Jackson Browne – Going Home (A PopEntertainment.com Music Video Review)
Jackson Browne – Going Home
JACKSON BROWNE – GOING HOME (1994)
Featuring Jackson Browne, Bonnie Raitt, David Crosby, Graham Nash, David Lindley, Don Henley and Jennifer Warnes.
Directed by Janice Engel.
Distributed by Eagle Rock Entertainment. 90 minutes. Not Rated.
Jackson Browne was one of the great songwriters of the 70s and 80s, though now he is sometimes unfairly overlooked and lumped into the California navel-gazing singer/songwriter school that he pretty much helped to create (and spawned such artists as The Eagles, JD Souther and Crosby Stills and Nash).

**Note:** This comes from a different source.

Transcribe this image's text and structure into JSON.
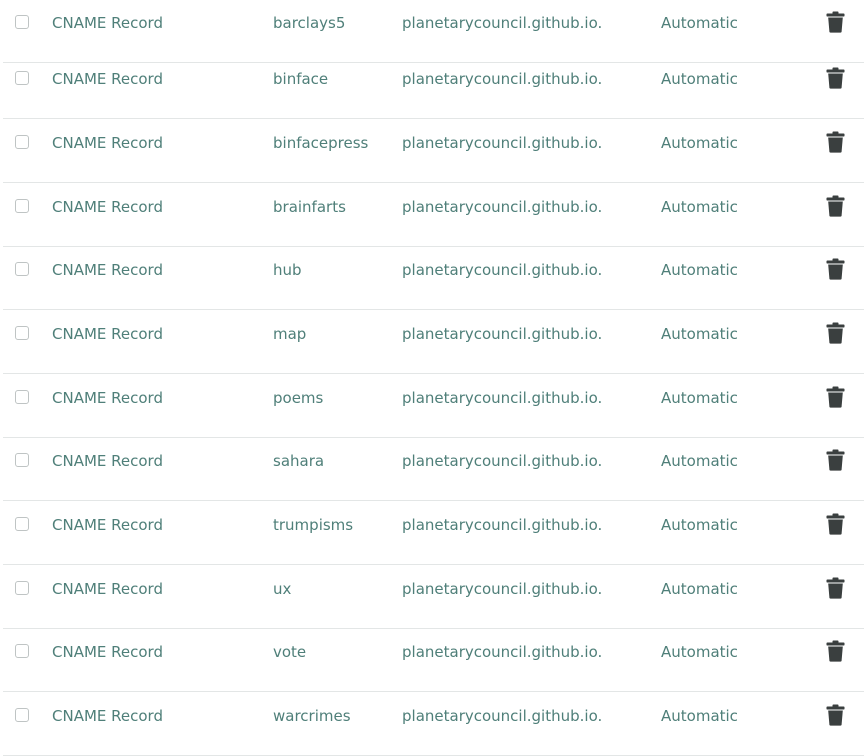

Going Home was a television special from 1994 – about a decade on from his biggest years and promoting the release of his then-recent-but-now-mostly-forgotten album I’m Alive. At the time the special was released on VHS tape, but has long been out of print in DVD.
Browne was never a normal artist and Going Home is not a simple concert film. First of all, Browne was not going to just spew out his greatest hits. In fact, several of his best-known songs are nowhere to be found here – including such standards as “Somebody’s Baby” (his highest charting song), “Boulevard,” “Tender is the Night,” “Lawyers in Love” and “The Load Out/Stay.”
However, though there are over twenty songs performed live here, it is not a single static show in which he covers some of the high points of his career. Instead Going Home is more of a career overview, with even the concert sections filmed in interesting and unusual ways.
For example, “Farther On” was subtly accompanied by a slide show of photos of Browne throughout the years. The early single “Doctor My Eyes” is actually a seamless melding of a few live performances of Browne through the years, including a vintage TV performance on the classic European music show Rockpalast. He uses a studio performance on a solo piano to perform “The Birds of St. Mark,” his previously-unreleased tribute to Nico (of The Velvet Underground and Nico fame) – the first professional singer who hired him into her band (and later became his lover). “Take It Easy” was a simple backstage acoustic guitar and fiddle duet with longtime sideman David Lindley.
This kind of odds’n’ends performance style is nothing new for Browne – his best-selling 1977 “live” album Running on Empty also mixed typical concert performing with less structured performances done in studios, backstage dressing rooms and on tour buses.
At the same time, Browne and contemporaries like Don Henley, Graham Nash, Jennifer Warnes, David Crosby and Lindley look back at the scene and the music that Browne brought to it.
Looking at his music, Browne’s work has aged exceedingly well, from classic tunes like “The Pretender,” “These Days” and his anthem “Running on Empty” to more obscure titles like “Lives in the Balance,” “In the Shape of a Heart” and “Your Bright Baby Blues.” Browne is in fine voice and his reminiscences of the songs do add a little nuance and depth to our understanding of his muse.
One slight complaint I have is that few of the songs are performed in their entirety, usually they will go about 2/3 through and then segue into interview footage about the songs and Browne’s career.
Still, this is a minor quibble in what is otherwise a fine career overview of a very deserving artist.